The KOSPI rose 415.20 points to 8,538.82, up 5.1 percent, by mid-morning. Tokyo's Nikkei 225 jumped 5.3 percent to a year-to-date high, while Chinese markets lagged, the Shanghai Composite gaining 0.6 percent; in Seoul the advance was narrow, with chip and large-cap names soaring as the smaller-cap KOSDAQ ended barely changed at 1,030.18, up 0.1 percent.
Pakistani Prime Minister Shehbaz Sharif and U.S. President Donald Trump said Sunday a deal had been reached to end the roughly four-month war, with a signing ceremony set for June 19 in Switzerland and the U.S. naval blockade of the strait to be lifted.
Investors read the reopening of the Hormuz shipping lane as relief on oil supply, and the risk-on tone showed in the leaders: airline stocks were among Seoul's biggest gainers, with the sector up 13.2 percent.
The chip heavyweights drove the index.

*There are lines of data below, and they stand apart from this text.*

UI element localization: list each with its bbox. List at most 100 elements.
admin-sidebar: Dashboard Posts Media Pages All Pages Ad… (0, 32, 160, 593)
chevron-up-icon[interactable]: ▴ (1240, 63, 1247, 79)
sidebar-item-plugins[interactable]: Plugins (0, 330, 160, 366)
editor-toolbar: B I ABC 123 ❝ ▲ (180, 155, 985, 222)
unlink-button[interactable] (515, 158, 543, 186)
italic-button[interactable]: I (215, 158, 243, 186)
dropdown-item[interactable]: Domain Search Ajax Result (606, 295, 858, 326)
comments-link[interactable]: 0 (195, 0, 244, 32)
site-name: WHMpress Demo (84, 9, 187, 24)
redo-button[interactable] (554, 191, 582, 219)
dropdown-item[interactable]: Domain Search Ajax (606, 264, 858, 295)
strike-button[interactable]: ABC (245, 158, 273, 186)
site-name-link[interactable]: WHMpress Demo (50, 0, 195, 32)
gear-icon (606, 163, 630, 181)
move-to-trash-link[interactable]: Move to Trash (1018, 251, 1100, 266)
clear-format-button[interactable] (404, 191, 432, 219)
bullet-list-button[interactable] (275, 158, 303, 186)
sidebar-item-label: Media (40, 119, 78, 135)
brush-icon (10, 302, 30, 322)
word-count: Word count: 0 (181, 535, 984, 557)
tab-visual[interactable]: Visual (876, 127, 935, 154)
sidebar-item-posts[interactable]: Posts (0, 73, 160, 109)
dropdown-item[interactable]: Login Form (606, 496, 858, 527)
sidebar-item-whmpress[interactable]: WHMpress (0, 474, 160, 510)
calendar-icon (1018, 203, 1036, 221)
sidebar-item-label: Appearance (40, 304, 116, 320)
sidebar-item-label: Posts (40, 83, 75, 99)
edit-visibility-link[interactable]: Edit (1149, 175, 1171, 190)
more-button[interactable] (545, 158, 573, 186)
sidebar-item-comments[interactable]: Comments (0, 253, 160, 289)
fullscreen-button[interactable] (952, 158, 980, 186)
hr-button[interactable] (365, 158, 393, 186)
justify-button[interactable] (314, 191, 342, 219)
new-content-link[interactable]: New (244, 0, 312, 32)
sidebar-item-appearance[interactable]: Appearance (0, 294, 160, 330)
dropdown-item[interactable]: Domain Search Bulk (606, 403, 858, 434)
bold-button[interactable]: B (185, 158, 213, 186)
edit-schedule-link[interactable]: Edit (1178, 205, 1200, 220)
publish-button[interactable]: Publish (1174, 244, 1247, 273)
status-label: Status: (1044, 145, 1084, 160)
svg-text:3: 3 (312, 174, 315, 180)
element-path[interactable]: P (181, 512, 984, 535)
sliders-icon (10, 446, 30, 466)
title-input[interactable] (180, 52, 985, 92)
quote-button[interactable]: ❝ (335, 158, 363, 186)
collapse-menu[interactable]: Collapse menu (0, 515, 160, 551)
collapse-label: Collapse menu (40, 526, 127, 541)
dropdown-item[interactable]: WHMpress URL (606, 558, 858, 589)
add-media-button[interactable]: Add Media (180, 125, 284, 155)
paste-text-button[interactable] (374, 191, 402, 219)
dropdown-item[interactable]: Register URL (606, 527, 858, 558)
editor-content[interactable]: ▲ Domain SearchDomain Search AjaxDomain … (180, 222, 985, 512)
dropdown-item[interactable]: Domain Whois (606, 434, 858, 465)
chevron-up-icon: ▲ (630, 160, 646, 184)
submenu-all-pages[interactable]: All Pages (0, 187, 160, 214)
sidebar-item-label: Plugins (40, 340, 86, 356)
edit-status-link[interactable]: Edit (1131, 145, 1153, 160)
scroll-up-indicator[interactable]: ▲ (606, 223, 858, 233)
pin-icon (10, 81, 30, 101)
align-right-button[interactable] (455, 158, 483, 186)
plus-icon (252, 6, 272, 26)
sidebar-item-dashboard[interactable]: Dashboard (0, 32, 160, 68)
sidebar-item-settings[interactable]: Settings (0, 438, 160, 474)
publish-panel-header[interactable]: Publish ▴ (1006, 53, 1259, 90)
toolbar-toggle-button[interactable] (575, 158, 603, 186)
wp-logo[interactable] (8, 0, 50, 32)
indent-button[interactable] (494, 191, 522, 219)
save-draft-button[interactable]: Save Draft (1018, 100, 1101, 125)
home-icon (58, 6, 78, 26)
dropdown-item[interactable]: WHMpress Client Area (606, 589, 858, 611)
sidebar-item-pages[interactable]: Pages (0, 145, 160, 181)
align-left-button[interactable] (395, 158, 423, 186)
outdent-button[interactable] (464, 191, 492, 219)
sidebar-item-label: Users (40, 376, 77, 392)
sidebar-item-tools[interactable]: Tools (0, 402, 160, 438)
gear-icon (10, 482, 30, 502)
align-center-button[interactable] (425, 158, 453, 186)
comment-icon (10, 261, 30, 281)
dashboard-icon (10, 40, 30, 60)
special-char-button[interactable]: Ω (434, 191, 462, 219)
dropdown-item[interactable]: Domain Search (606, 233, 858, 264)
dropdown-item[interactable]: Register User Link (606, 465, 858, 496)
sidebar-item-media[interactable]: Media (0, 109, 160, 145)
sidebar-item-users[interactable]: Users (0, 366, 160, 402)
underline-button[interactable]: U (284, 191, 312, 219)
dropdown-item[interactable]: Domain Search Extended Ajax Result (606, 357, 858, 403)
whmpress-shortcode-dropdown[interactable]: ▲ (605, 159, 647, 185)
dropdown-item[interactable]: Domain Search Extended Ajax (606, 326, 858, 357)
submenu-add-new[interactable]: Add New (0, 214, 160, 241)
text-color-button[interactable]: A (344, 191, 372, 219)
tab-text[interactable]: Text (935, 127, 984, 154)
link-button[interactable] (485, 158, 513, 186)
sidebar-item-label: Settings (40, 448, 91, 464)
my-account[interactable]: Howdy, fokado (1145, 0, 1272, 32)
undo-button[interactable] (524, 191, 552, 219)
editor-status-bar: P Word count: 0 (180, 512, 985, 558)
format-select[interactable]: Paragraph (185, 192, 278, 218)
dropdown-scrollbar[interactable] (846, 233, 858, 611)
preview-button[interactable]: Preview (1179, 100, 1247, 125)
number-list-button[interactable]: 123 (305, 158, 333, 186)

SK hynix climbed 7.5 percent to 2,311,000 won ($1,528.74), outpacing Samsung Electronics, up 4.7 percent at 337,500 won ($223.26).
The strength rippled through the Samsung group, with Samsung Electro-Mechanics up 13.2 percent to 1,940,000 won ($1,283.32).
Foreigners bought 346 billion won and institutions 883 billion won worth in KOSPI by mid-morning, while individuals sold 1.24 trillion won.
The won firmed, quoted at 1,511.70 to the U.S. dollar compared last closing of 1,519.8.
In Tokyo, the Nikkei rose 3,472.71 points to 69,492.75, touching an intraday high of 69,558.12, as chip exporters and the oil-relief trade lifted the market to its strongest level of the year.
Chinese gains were milder and came off their opening pops — the Shanghai Composite up 0.6 percent and the Shenzhen Component 0.8 percent — while Hong Kong's Hang Seng outpaced the mainland, up 1.2 percent.
A Iran deal is not yet signed — officials say some issues remain for negotiation over the next 60 days, and Iran has urged caution — leaving a gap between Monday's relief and a settled peace.